Am I being too sensitive?

by mrsjones5 40 Replies latest jw friends

  • mrsjones5
    mrsjones5

    OK, this morning I was getting ready to take my 8yo to school, he normally walks with his older brother but his feet have been hurting him lately so he asked if I could drive him then he asks me if two neighbor girls can ride with us. I said yes and after a few minutes I asked my son why they needed a ride. He said because they didn't feel like walking. I kinda didn't think anything about that until I opened my door and said good morning to the girls - I got no response. I was cool, I took them to school...didn't get a thank you for the ride either. Needless to say I will no longer give out rides to those girls.

    Josie

  • FlyingHighNow
    FlyingHighNow

    Did you try to engage them in regular conversation? They may just be shy around adults they don't know.

  • Kudra
    Kudra

    Yes they were RUDE- sometimes my friends acted this way towards my parents (when I was young) and my parents would NEVER let them get away with it. They would force them to answer, pointedly engage them in a conversation until they responded.

    One time a boy picked my sister up (for a date) and just honked the horn for her instead of coming down to the house. My dad marched up to the car and, smiling, said, "well, I'm sorry that I got up here before you were able to make it down to the house, but I know that next time that won't happen." Smile.

    The kids that were rude (non-responsive) to my parents really annoyed ME as a kid. Even though I was, like, "Moooooom!, Daaaaaddd, you are so embarrassing!", I was secretly glad that my parents put them on the spot.

    BTW, my "worldly" friends always were polite, conversational, and had a lot to say to my parents. It was the JW friends that were the duds.

    Mrs Jones-- you totally should have given those girls the business. Let them know they are accepting a kindness from an adult and they better damn well be grateful and polite.

    -K

  • Kudra
    Kudra

    Well, 8 year olds might be a little shy. But to not respond to a "good morning"??? A smile or a quiet "hi" would be acceptable and possible even for a shy girl. But no response? Someone is not raising them right.

  • John Doe
    John Doe

    If they were shy, they would not be accepting rides from strangers.

  • FlyingHighNow
    FlyingHighNow

    Some kids are not taught to say please and thank you. They don't intend to be rude. As adults, instead of having knee jerk reactions and writing the kids off, we can set the example in manners by being mannerly.

  • Nowman
    Nowman

    No, I don't think you are being too sensative. I say or think the same way with my 12 yr old Haley and my 10 yr old Dylan. They both have friends that I think are completely rude and no manners. Yet, I make it known when they are around. I expect "pleases" and "thank yous". I am not here to be everyone's friend.
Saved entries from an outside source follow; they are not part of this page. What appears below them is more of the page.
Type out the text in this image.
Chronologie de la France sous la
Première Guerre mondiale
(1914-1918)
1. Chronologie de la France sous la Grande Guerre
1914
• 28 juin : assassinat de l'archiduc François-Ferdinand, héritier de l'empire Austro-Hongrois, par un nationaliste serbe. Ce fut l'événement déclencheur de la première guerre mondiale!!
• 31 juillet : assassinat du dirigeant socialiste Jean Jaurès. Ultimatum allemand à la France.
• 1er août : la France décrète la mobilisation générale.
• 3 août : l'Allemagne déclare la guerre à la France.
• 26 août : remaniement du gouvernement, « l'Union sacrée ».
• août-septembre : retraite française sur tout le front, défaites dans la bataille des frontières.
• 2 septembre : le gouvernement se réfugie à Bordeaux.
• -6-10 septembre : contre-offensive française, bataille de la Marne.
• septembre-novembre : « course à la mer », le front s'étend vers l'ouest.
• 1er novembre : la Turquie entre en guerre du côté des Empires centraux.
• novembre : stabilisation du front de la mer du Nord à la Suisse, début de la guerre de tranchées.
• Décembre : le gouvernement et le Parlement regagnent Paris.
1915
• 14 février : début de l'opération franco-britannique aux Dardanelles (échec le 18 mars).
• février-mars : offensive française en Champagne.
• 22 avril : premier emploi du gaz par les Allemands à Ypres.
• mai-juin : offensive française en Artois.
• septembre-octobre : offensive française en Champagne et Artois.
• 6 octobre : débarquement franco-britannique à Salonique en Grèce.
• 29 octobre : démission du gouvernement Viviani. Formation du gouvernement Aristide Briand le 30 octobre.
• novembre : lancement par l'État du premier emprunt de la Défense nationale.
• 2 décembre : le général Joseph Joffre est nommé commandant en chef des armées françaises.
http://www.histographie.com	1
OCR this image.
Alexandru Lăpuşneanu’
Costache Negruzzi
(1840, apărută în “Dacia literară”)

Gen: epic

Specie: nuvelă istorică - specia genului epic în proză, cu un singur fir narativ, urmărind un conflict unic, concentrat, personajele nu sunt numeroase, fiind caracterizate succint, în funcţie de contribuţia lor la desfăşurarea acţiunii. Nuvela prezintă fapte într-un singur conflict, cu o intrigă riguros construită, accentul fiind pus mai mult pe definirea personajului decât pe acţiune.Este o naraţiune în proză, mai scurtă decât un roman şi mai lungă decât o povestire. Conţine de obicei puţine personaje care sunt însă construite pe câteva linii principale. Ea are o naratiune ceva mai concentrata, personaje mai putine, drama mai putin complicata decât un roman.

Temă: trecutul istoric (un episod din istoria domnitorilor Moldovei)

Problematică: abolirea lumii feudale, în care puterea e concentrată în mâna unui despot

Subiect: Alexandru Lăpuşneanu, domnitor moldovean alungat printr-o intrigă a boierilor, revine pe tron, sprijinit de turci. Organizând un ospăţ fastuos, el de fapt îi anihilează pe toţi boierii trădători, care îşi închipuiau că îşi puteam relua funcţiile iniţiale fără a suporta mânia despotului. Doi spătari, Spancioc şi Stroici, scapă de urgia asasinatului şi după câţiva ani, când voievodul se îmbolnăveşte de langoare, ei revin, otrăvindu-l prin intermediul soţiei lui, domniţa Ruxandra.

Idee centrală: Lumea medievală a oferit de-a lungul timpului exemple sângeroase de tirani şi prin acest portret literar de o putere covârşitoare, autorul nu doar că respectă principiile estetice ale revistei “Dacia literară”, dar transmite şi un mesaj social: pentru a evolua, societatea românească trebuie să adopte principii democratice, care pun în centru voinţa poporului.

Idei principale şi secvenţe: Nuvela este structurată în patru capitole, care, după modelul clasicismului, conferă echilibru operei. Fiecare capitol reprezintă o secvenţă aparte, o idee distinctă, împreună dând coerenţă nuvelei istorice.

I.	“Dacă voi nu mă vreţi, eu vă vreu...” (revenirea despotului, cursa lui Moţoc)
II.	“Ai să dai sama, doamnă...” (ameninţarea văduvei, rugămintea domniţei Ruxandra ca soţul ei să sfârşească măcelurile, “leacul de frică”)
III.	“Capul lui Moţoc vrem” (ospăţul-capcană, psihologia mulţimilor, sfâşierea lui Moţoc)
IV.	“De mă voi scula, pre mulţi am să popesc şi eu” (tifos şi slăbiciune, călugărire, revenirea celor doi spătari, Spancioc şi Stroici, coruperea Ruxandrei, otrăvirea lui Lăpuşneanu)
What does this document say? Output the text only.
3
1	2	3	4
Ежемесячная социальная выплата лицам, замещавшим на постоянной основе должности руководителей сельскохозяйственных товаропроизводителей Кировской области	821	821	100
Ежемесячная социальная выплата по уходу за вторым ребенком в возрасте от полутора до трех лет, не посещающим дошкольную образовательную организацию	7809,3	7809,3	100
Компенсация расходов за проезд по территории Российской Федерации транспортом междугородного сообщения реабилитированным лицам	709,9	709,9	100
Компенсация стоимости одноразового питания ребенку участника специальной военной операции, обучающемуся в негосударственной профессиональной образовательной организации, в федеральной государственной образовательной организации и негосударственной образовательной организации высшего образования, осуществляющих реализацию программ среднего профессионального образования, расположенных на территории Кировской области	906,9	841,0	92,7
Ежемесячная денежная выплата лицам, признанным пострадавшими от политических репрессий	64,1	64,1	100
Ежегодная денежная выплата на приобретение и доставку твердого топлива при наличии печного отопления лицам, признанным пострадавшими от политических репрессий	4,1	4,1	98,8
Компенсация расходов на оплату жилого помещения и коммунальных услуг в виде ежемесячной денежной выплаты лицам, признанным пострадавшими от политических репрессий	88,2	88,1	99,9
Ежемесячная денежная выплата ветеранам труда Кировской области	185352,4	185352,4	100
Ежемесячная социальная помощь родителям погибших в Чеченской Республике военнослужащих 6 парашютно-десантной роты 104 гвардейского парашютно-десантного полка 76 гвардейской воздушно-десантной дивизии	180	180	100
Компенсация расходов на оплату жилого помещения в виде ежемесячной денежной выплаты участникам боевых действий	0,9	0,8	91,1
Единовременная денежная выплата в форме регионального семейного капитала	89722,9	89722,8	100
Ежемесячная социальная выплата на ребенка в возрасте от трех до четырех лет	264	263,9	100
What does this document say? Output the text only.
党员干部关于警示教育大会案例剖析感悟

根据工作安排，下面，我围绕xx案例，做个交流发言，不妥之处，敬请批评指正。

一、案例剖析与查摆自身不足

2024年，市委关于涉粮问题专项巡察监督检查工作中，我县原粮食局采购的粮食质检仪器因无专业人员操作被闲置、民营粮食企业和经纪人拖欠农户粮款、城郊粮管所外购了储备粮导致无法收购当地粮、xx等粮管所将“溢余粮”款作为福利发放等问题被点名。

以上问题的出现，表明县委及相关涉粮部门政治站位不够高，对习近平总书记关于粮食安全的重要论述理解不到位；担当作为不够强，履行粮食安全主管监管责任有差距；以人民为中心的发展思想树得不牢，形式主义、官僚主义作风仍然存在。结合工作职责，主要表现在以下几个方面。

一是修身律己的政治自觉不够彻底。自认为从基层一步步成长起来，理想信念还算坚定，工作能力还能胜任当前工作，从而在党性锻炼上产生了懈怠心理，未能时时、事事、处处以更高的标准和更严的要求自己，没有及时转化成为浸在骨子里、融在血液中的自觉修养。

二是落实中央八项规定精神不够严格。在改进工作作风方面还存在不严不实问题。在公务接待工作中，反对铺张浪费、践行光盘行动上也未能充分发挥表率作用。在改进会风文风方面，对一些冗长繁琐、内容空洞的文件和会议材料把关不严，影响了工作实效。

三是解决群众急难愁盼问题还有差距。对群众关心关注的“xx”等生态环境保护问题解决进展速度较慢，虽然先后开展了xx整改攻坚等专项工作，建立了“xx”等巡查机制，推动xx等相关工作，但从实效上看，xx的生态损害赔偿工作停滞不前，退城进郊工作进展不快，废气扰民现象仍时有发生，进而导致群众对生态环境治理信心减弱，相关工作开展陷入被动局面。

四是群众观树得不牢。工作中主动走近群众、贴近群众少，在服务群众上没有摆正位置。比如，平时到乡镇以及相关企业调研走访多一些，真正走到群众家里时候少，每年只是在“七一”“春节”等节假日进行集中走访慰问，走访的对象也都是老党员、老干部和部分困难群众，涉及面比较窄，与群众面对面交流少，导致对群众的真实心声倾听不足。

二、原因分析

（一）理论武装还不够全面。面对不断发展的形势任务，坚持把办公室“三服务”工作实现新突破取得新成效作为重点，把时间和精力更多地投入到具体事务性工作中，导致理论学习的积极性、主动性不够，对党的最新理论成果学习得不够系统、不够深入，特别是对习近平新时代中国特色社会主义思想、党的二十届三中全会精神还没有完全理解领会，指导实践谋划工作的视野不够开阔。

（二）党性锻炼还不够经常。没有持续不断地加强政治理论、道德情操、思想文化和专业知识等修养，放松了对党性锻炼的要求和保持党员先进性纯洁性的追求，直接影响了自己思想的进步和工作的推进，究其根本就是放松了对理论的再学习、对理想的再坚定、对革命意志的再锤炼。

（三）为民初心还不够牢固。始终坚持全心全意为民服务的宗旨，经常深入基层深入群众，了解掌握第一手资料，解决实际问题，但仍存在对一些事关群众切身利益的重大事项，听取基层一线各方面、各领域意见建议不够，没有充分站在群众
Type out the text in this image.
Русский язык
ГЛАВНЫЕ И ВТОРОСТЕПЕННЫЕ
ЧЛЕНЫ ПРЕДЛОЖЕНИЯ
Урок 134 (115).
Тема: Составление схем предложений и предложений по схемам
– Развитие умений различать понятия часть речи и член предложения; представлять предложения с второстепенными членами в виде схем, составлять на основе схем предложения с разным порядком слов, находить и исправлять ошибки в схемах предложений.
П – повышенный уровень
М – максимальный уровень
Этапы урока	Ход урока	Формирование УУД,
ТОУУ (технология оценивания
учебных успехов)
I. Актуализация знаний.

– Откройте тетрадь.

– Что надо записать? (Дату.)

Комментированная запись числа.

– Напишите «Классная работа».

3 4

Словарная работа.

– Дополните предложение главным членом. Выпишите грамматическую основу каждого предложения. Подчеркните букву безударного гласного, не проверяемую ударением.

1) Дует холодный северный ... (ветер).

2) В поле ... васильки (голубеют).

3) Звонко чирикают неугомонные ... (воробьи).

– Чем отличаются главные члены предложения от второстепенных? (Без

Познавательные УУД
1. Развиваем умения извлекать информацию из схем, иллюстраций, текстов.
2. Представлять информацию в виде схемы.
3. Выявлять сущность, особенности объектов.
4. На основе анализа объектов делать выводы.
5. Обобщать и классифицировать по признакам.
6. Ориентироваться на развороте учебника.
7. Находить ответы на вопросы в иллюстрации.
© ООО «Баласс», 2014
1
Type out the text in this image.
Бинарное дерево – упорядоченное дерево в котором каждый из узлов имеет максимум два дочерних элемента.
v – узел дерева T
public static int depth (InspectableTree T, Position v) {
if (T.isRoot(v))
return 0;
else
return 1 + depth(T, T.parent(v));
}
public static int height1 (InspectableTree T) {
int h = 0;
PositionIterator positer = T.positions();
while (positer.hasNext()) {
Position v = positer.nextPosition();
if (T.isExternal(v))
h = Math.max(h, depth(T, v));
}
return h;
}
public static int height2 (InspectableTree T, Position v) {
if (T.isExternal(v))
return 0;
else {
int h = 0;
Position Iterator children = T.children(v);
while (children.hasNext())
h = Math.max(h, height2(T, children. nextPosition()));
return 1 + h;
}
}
    So far, they both have managed to weed out the kids that act like this. But, I am not with them 24/7, and it could be that I am not aware of some things that go on, guess I am just saying my kids are not perfect, but they have manners! At the same time, the kids with no manners wound up being the ones with major problems at home, we just find out later. Then I wind up feeling sorry for them!

    But, manners are important, especially preparing for their adult life, you know?

    Nikki

  • FlyingHighNow
    FlyingHighNow

    Kids expect adults to do things like give them rides to school. Especially other kids' parents. If you want them to ask please or say thank you, just tell them you expect it and that you will gladly give them rides if they use the expected manners. You're assuming their parents taught them to say please and thank you.

  • mrsjones5
    mrsjones5

    No, these girls are not shy. I've had to actively set up boundries and restrict them from coming in my house, most times my hubby is not feeling well and the girls have come in screaming, shouting, running back and forth and slamming doors. They tend to act like mini adults and have been rude times to their parents and other adults in the fourplex (oddly enough not to me). The older one has the attitude of being able to get around any adult she wants to, she just hasn't figured out how to get around me yet.

    Josie

    We will have a discussion this afternoon.

  • AK - Jeff
    AK - Jeff

    Maybe a little sensitive. But you are right to expect normal courteous greeting in most cases.

    Girls are less assertive in that regard I think - I have an 8 and 10 year old grandmunchkin that we raise [both girls]. There are times when they won't even speak to me - they are moodier than the boy. Some of it is genetic - I see their mother in them all when the mood-clouds move in.

    I wouldn't think too much of the incident. But would work to educated them in the matter a bit when they come around - much as Nowman has done. I tell the neighborhood kids that they have certain amount of responsibilty to act as we expect on our property - and they learn pretty quickly that I mean it.

    But I do think that kids in general do not have the respect that we learned as children.